Edgar J also considered the Court's inherent jurisdiction in the Kam Mah
Theatre case quoted above. At p. 446, he had this to say:
Since settling this judgment in draft, my attention has been drawn earlier
today by Counsel, for the purchaser, to the judgment of the Court of Appeal
in England in Astro Excito Navegacion SA v. Southland Enterprise Co. Ltd.. &
Anor. (Chase Manhattan Bank NA intervening) [1982] 3 All ER 335; [1982] QB
1248; [1982] 3 WLR 296 where it was held that under s. 45(1) of the Supreme
Court of Judicature (Consolidation) Act 1925, replaced by s. 37 of the
Supreme Court Act 1981, which is equivalent to, though not as widely drawn,
as our para. 6 of the Schedule to the Courts of Judicature Act 1964), the
Court has jurisdiction, where it appears just and convenient to do so, to
order interim relief by granting an interlocutory mandatory injunction to
enforce a contractual obligation before trial.

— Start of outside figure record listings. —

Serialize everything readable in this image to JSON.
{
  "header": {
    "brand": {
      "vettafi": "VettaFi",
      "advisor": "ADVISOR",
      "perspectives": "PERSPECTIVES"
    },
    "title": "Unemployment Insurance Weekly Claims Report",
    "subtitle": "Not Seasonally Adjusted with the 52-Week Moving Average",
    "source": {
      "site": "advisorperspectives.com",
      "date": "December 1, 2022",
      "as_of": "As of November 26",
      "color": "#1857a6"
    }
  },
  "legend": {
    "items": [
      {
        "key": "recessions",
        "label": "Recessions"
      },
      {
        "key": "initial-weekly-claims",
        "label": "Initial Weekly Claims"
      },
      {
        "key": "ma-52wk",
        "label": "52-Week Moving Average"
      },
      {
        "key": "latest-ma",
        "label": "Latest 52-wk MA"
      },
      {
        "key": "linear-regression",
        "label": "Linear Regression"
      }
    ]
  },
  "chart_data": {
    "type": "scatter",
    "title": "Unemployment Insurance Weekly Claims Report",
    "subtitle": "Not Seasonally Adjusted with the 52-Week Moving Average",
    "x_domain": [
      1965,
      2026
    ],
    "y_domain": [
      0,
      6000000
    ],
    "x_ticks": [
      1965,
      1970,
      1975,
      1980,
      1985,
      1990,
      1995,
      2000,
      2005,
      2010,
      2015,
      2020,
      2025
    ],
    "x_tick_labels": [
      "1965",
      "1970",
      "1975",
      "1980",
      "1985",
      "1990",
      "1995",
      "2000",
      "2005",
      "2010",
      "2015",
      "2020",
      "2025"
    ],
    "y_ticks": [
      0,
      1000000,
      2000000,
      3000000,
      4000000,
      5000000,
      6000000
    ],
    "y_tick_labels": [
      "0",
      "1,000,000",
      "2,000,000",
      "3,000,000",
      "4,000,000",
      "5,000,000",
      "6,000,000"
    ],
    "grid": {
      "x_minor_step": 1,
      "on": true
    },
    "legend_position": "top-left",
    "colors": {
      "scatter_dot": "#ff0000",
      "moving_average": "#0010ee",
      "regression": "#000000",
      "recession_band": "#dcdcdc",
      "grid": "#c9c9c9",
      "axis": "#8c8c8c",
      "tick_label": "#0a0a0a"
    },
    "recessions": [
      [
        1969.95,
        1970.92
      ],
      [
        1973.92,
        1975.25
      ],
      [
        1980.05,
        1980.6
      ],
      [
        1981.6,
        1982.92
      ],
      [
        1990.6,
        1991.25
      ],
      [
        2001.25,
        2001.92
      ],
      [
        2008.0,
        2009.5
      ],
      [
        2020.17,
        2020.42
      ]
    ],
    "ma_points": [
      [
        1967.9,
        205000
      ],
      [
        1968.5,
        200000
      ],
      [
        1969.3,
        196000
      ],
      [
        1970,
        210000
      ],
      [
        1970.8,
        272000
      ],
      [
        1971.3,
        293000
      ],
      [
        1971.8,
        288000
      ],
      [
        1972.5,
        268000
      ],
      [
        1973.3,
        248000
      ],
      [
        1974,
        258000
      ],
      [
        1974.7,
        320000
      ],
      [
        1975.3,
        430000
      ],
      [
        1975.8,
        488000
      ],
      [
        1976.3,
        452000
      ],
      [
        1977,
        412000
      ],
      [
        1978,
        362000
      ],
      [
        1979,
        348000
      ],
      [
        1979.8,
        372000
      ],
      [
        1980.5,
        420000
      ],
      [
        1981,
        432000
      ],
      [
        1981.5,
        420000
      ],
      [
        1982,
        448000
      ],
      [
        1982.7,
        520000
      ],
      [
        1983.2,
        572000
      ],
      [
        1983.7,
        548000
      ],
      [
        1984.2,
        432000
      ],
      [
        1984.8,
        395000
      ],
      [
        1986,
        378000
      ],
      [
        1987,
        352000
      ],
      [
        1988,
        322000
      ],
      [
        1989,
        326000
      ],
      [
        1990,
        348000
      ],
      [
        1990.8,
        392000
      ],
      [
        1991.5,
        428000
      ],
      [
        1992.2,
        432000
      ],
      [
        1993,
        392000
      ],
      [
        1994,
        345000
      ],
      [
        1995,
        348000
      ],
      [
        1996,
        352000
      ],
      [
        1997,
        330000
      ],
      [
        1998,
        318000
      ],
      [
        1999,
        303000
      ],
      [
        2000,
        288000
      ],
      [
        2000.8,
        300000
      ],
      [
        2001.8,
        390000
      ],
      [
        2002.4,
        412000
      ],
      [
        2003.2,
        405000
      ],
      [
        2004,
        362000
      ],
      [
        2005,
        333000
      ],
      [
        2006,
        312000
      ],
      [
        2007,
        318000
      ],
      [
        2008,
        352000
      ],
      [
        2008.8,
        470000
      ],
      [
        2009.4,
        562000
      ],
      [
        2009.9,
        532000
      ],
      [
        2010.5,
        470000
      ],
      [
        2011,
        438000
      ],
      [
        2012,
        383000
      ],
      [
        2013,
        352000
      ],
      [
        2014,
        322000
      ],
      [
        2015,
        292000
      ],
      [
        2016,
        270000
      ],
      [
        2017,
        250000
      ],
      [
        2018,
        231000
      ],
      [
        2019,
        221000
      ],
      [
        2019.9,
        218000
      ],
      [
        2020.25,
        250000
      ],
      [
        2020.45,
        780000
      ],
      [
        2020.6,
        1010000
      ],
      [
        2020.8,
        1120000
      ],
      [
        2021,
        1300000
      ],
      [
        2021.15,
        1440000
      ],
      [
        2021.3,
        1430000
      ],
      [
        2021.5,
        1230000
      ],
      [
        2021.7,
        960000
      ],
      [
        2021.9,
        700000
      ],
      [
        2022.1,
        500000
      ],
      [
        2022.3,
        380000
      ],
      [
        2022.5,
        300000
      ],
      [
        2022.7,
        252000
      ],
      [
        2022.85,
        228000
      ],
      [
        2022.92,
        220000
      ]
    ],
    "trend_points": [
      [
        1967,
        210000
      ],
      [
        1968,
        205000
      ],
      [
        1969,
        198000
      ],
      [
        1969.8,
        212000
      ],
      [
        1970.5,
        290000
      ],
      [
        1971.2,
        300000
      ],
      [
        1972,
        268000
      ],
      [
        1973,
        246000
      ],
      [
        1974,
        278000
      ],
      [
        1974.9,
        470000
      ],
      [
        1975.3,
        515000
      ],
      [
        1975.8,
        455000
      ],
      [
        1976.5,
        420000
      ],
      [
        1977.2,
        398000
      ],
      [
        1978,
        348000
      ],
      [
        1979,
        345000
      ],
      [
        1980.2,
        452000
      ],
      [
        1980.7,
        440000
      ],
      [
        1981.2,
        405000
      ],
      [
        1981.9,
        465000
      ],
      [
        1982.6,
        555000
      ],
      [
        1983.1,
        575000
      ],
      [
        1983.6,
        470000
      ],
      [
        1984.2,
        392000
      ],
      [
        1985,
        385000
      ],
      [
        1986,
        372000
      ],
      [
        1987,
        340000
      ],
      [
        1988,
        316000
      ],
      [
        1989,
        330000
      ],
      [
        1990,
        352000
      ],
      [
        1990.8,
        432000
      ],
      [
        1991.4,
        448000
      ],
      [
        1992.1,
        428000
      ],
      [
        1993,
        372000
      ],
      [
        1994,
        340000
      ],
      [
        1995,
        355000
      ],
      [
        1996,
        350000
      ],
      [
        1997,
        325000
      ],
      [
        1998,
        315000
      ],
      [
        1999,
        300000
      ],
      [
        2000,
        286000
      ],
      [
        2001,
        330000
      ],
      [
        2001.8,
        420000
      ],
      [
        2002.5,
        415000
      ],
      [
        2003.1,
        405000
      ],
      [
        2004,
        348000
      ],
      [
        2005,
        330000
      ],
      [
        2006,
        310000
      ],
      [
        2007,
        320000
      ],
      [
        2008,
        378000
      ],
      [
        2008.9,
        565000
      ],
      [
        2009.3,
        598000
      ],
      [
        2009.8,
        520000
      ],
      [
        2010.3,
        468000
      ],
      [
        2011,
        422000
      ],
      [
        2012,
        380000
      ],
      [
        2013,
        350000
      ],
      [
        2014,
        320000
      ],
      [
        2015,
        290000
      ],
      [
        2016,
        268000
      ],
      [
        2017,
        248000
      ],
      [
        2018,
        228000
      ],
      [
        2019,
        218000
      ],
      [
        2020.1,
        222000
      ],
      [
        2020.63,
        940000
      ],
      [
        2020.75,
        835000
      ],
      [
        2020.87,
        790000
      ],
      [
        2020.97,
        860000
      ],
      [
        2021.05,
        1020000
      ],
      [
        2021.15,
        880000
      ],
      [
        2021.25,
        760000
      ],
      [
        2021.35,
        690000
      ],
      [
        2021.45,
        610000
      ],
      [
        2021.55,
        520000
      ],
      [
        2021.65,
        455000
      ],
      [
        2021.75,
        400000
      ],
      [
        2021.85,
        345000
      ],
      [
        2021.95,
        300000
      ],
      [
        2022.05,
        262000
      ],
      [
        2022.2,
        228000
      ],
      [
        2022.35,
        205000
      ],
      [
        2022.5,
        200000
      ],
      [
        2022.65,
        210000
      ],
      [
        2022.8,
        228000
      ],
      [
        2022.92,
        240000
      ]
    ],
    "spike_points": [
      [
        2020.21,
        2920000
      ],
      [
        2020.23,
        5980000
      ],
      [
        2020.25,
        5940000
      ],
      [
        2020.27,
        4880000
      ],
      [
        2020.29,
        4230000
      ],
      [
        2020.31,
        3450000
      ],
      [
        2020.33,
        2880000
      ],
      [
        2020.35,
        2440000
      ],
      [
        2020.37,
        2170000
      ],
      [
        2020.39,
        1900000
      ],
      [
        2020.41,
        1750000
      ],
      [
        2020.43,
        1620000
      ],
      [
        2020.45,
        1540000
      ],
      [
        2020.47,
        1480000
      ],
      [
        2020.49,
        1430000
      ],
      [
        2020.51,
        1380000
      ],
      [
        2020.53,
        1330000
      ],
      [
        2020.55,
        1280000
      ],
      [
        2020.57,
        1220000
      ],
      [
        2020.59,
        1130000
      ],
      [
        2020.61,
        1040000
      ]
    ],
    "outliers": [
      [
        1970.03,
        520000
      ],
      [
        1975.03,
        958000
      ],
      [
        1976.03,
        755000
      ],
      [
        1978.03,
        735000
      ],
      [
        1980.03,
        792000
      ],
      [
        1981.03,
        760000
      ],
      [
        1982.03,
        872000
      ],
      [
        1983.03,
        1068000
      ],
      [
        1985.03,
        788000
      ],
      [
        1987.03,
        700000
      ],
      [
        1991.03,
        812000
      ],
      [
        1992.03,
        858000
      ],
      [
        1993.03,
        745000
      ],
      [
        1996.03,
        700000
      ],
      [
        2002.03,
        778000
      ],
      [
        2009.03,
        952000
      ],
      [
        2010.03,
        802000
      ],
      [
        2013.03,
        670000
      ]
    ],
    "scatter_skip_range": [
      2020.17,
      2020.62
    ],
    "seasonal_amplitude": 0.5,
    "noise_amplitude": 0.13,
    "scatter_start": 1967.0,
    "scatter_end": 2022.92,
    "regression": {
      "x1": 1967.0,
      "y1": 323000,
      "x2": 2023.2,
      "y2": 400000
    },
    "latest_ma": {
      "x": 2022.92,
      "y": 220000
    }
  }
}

In so holding, the Court of Appeal had followed Smith v. Peters [1875] LR 20
Eq 511 in which it was held that the Court has jurisdiction to make any
interlocutory order which is reasonably asked as ancillary to the
administration of justice at the hearing of the cause.

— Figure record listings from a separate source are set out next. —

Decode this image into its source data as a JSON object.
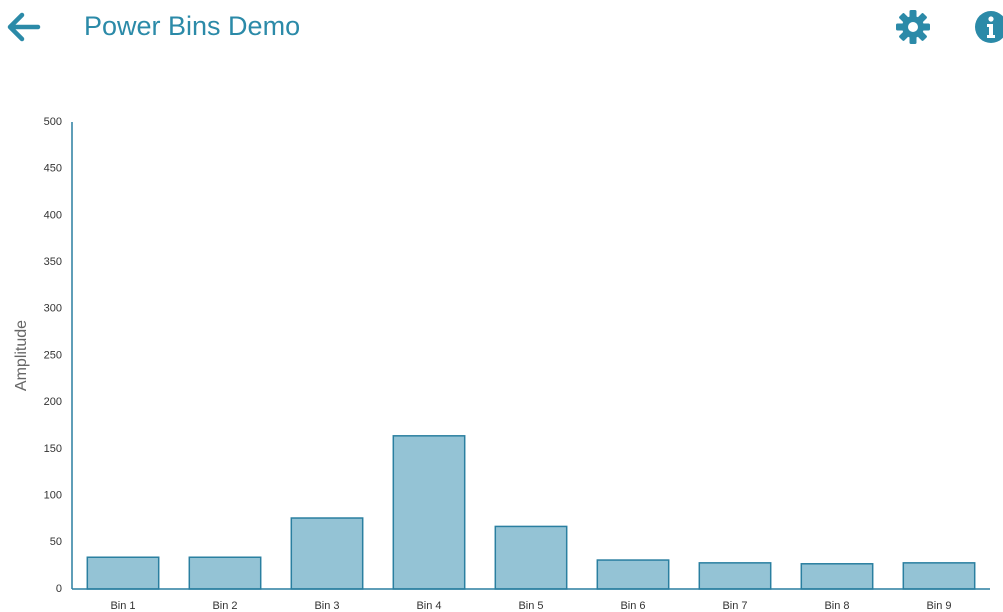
{
  "header": {
    "title": "Power Bins Demo"
  },
  "chart_data": {
    "type": "bar",
    "y_label": "Amplitude",
    "categories": [
      "Bin 1",
      "Bin 2",
      "Bin 3",
      "Bin 4",
      "Bin 5",
      "Bin 6",
      "Bin 7",
      "Bin 8",
      "Bin 9"
    ],
    "values": [
      34,
      34,
      76,
      164,
      67,
      31,
      28,
      27,
      28
    ],
    "color": "#94c3d5",
    "edge_color": "#2a7fa0",
    "ylim": [
      0,
      500
    ],
    "yticks": [
      0,
      50,
      100,
      150,
      200,
      250,
      300,
      350,
      400,
      450,
      500
    ],
    "grid": false
  }
}
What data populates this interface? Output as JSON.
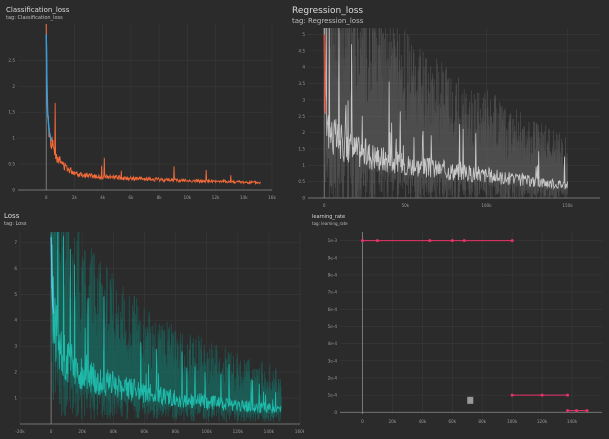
{
  "chart_data": [
    {
      "type": "line",
      "title": "Classification_loss",
      "subtitle": "tag: Classification_loss",
      "xlim": [
        -2,
        16
      ],
      "ylim": [
        0,
        3.2
      ],
      "x_ticks": [
        "0",
        "2k",
        "4k",
        "6k",
        "8k",
        "10k",
        "12k",
        "14k",
        "16k"
      ],
      "y_ticks": [
        "0",
        "0.5",
        "1",
        "1.5",
        "2",
        "2.5"
      ],
      "colors": {
        "early": "#2f9fe0",
        "main": "#ff6e3a"
      },
      "series": [
        {
          "x": [
            0,
            0.05,
            0.1,
            0.2,
            0.35,
            0.5,
            0.8,
            1.2,
            1.6,
            2,
            2.5,
            3,
            4,
            5,
            6,
            7,
            8,
            9,
            10,
            11,
            12,
            13,
            14,
            15.2
          ],
          "y": [
            3.0,
            2.1,
            1.5,
            1.15,
            0.95,
            0.82,
            0.62,
            0.48,
            0.4,
            0.34,
            0.3,
            0.28,
            0.25,
            0.24,
            0.22,
            0.21,
            0.2,
            0.19,
            0.18,
            0.17,
            0.17,
            0.16,
            0.15,
            0.14
          ]
        }
      ]
    },
    {
      "type": "line",
      "title": "Regression_loss",
      "subtitle": "tag: Regression_loss",
      "xlim": [
        -10,
        170
      ],
      "ylim": [
        0,
        5.2
      ],
      "x_ticks": [
        "0",
        "50k",
        "100k",
        "150k"
      ],
      "y_ticks": [
        "0",
        "0.5",
        "1",
        "1.5",
        "2",
        "2.5",
        "3",
        "3.5",
        "4",
        "4.5",
        "5"
      ],
      "colors": {
        "early": "#e8402a",
        "main": "#cfcfcf"
      },
      "series": [
        {
          "x": [
            0,
            0.5,
            1,
            2,
            3,
            5,
            10,
            20,
            30,
            40,
            50,
            60,
            70,
            80,
            90,
            100,
            110,
            120,
            130,
            140,
            150
          ],
          "y": [
            5.0,
            3.2,
            2.6,
            2.3,
            2.1,
            1.9,
            1.7,
            1.45,
            1.3,
            1.15,
            1.05,
            0.95,
            0.88,
            0.82,
            0.75,
            0.7,
            0.62,
            0.55,
            0.5,
            0.45,
            0.4
          ]
        }
      ]
    },
    {
      "type": "line",
      "title": "Loss",
      "subtitle": "tag: Loss",
      "xlim": [
        -20,
        160
      ],
      "ylim": [
        0,
        7.4
      ],
      "x_ticks": [
        "-20k",
        "0",
        "20k",
        "40k",
        "60k",
        "80k",
        "100k",
        "120k",
        "140k",
        "160k"
      ],
      "y_ticks": [
        "1",
        "2",
        "3",
        "4",
        "5",
        "6",
        "7"
      ],
      "colors": {
        "main": "#1fbfae",
        "early": "#5bc8e8"
      },
      "series": [
        {
          "x": [
            0,
            1,
            2,
            4,
            6,
            10,
            15,
            20,
            30,
            40,
            50,
            60,
            70,
            80,
            90,
            100,
            110,
            120,
            130,
            140,
            148
          ],
          "y": [
            7.2,
            4.6,
            3.9,
            3.3,
            2.9,
            2.5,
            2.2,
            1.95,
            1.7,
            1.5,
            1.35,
            1.22,
            1.1,
            1.0,
            0.92,
            0.85,
            0.78,
            0.7,
            0.65,
            0.6,
            0.55
          ]
        }
      ]
    },
    {
      "type": "scatter",
      "title": "learning_rate",
      "subtitle": "tag: learning_rate",
      "xlim": [
        -15,
        160
      ],
      "ylim": [
        -0.1,
        10.5
      ],
      "x_ticks": [
        "0",
        "20k",
        "40k",
        "60k",
        "80k",
        "100k",
        "120k",
        "140k"
      ],
      "y_ticks": [
        "0",
        "1e-4",
        "2e-4",
        "3e-4",
        "4e-4",
        "5e-4",
        "6e-4",
        "7e-4",
        "8e-4",
        "9e-4",
        "1e-3"
      ],
      "colors": {
        "main": "#e8336a",
        "marker": "#9a9a9a"
      },
      "series": [
        {
          "segments": [
            {
              "x": [
                0,
                10,
                45,
                60,
                68,
                100
              ],
              "y": [
                10,
                10,
                10,
                10,
                10,
                10
              ]
            },
            {
              "x": [
                100,
                120,
                137
              ],
              "y": [
                1,
                1,
                1
              ]
            },
            {
              "x": [
                137,
                143,
                150
              ],
              "y": [
                0.1,
                0.1,
                0.1
              ]
            }
          ]
        }
      ]
    }
  ]
}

The cases of Astro [1982] 2 All ER 335, [1982] QB 1248; [1982] 3 WLR 296 and
Smith v. Peters [1875] LR Eq 511, were cited with approval by the Federal
Court in TR Hamzah & Yeang Sdn. Bhd. v. Lazar Sdn. Bhd. [1985] 2 MLJ 45
wherein reference was also made to the provisions of O. 92 r. 4 which
reminds the High Court of its inherent powers to make any orders as may be
necessary to prevent injustice or to prevent an abuse of the process of the
Court. I am fortified in the conclusion at which I have arrived by these
authorities.
Under O. 92 r. 4 the High Court has inherent powers to make any order as it
may be necessary to prevent injustice or prevent an abuse of the process of
Court. And in my view, the Court, as an avenue of last resort for prayers of
essential reliefs, and as the fountainhead of justice ought not to
countenance taking a position that displays its own utter impotence due
solely to the fact that the legislature has not clothed it with express
empowerment to grant the relief sought or any indication of what principles
such jurisdiction should be exercised.
In the event 1 allowed prayers 1 to 5 of the plaintiffs' application dated
22 December 1995 under Encl l. It is also ordered that plaintiffs shall have
liberty to apply under O. 45 r. 8 for a direction in the event of failure on
the part of Mr. Lim Chien Aun of M/s C.A. Lim & Company to make the
application for issuance of strata titles.